通过生物信息学分析发现,在P. sojae, P. ramorum和P. infestans的基因组中广泛分布着大量编码具有无毒基因类似结构泌出蛋白的基因,即N端具有信号肽和紧随其后的RxLRdEER motif,以及在其C端具有W/Y/L motif ,故被称作Avr homology genes(Avh)基因,大豆疫霉基因组中有400多个的Avh基因[1],然而对于这些效应分子在致病过程中所起的作用仍然所知甚少。目前对无毒基因的功能研究发现这些效应分子与抑制植物免疫系统有关。
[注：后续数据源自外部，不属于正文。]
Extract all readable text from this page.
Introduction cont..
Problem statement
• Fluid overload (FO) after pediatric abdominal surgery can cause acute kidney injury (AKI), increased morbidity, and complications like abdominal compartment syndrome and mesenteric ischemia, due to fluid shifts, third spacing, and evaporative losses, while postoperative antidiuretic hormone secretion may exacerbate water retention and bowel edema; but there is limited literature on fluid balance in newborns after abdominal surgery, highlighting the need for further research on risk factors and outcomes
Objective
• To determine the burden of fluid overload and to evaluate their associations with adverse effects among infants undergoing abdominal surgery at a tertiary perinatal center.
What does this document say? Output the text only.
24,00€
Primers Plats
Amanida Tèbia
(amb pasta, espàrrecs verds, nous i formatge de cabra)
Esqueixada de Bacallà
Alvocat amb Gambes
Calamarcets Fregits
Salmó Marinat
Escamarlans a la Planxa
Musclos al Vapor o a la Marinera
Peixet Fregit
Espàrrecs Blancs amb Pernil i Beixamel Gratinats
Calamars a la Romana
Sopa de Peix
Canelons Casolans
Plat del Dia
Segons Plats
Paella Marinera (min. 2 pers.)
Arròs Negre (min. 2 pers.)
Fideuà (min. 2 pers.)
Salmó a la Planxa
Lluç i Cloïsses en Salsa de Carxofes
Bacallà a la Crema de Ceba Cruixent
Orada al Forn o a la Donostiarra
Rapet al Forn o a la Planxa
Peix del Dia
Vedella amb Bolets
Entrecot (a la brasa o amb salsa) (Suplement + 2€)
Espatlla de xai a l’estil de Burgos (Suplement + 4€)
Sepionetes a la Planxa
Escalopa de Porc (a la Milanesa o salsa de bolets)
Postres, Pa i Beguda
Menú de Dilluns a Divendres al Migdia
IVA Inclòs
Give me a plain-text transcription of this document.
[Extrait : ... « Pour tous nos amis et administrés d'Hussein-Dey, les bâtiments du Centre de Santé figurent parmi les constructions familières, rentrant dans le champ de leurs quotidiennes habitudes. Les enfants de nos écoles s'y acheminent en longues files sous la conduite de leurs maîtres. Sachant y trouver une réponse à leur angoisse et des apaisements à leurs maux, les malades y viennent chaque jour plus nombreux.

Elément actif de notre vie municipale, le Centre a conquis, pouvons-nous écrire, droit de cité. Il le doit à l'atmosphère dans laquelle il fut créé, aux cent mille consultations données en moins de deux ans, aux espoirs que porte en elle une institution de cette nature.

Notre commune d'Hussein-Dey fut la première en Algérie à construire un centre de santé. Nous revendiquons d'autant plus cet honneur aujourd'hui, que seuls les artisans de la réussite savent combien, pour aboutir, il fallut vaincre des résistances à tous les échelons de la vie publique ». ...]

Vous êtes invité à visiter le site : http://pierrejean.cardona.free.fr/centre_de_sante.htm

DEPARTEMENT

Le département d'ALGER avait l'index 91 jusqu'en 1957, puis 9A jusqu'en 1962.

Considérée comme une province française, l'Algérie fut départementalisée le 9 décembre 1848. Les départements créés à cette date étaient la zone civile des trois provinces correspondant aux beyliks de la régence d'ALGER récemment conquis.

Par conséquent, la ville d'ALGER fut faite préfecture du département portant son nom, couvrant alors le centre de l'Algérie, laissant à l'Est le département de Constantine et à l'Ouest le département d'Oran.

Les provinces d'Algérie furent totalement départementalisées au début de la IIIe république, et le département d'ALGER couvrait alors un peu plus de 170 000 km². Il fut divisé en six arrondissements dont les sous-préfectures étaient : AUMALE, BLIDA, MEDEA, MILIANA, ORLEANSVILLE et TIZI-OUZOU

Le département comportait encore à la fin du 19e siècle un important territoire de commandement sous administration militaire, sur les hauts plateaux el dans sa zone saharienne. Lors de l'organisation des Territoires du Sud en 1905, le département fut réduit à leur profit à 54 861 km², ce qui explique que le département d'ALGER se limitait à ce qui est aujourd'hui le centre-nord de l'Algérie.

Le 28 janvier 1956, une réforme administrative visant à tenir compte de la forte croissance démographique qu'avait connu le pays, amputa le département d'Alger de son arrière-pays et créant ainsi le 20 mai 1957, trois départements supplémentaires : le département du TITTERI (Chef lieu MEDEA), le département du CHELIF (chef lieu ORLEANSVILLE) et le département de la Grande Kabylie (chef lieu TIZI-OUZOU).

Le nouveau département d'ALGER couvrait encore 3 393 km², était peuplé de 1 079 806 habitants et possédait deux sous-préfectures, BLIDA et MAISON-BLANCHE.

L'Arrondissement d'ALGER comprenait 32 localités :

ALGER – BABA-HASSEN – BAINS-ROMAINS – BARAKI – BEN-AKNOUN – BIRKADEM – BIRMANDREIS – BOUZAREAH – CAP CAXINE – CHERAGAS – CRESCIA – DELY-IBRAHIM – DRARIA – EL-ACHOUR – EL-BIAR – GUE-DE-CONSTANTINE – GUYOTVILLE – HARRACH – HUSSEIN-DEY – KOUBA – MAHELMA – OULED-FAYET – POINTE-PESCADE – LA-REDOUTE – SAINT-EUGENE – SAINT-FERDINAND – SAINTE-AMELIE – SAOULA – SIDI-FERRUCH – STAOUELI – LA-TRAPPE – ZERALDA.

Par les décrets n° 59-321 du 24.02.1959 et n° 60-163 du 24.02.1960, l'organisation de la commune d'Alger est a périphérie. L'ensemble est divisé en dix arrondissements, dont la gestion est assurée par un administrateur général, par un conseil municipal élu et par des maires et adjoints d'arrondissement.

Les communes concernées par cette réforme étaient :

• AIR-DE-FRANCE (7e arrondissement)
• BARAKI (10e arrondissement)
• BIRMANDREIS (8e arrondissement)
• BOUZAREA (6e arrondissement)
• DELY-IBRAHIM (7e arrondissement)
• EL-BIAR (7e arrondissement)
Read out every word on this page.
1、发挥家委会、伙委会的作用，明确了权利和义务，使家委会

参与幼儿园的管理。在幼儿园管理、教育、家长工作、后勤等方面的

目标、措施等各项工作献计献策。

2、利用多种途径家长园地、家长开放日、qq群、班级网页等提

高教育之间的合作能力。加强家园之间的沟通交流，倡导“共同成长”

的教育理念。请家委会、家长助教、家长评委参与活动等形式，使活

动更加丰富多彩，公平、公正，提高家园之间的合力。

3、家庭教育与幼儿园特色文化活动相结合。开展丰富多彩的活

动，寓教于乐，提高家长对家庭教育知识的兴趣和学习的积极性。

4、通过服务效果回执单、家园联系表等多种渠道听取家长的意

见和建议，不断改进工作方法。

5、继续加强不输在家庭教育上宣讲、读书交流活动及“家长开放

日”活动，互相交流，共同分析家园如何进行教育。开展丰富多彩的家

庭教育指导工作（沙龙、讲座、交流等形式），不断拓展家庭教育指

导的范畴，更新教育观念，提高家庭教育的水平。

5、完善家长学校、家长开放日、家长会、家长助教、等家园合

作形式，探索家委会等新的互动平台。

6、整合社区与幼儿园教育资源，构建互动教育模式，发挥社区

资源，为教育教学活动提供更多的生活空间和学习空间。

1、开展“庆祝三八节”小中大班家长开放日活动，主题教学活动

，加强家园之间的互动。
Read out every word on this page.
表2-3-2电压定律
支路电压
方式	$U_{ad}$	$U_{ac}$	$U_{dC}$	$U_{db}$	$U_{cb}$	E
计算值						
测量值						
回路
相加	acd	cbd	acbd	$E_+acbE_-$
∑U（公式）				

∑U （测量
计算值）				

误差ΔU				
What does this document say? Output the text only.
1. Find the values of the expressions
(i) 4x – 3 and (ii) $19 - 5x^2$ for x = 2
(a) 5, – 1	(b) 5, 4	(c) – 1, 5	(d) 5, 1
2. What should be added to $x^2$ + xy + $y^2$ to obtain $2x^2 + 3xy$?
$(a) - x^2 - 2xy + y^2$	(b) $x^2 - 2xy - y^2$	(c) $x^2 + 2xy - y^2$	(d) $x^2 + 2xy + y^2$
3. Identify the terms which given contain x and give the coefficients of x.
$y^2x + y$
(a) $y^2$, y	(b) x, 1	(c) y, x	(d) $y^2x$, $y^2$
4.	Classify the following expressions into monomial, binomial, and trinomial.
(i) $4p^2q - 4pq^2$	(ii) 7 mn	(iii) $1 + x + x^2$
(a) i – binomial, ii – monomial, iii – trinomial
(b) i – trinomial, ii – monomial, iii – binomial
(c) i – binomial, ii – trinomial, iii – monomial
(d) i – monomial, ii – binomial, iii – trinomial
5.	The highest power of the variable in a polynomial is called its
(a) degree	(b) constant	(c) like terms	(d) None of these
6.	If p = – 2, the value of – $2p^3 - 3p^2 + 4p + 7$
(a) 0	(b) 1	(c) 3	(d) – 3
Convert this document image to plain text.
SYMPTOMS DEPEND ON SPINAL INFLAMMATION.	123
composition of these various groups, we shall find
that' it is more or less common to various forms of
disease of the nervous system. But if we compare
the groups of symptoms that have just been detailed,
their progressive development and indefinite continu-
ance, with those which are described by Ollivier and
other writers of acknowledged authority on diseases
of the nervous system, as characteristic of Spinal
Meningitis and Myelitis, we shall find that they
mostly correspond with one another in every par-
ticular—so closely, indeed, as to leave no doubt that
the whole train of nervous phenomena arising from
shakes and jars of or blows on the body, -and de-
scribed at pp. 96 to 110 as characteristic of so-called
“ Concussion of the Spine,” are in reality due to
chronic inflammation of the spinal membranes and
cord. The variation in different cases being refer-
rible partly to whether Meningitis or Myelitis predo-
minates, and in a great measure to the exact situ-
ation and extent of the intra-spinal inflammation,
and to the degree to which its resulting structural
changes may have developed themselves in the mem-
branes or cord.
本实验室之前对于大豆疫霉效应分子功能的大规模筛选结果,挑选出了15 个RxLR 效应分子进行进一步分析。通过Solexa 数据库对这些效应分子转录水平进行分析,发现有几个效应分子通过Solexa 检测不到表达,其余的都在侵染初期有不同程度的上调表达,其中Avh23、Avh94、Avh181 和Avr3b在休止孢萌发阶段上调表达,这表明这些效应分子在病原菌侵染寄主的过程中可能有重要的作用。研究发现效应分子保守的RxLR功能域可以与寄主细胞膜上的PI3P结合,帮助效应分子进入寄主细胞内。并且一系列实验证实效应分子进入植物细胞内可以不依赖病原物的存在[2]。 因此可以在植物细胞中单独过表达病原物效应分子来模拟侵染阶段中病原物加速分泌效应分子的过程。利用马铃薯病毒(Potato Virus X,PVX)表达系统在烟草中进行功能分析。病毒载体能够高效表达外源基因并利用植物细胞内的机制正确折叠外源蛋白,为高等真核生物提供了一个可以检测的实验系统。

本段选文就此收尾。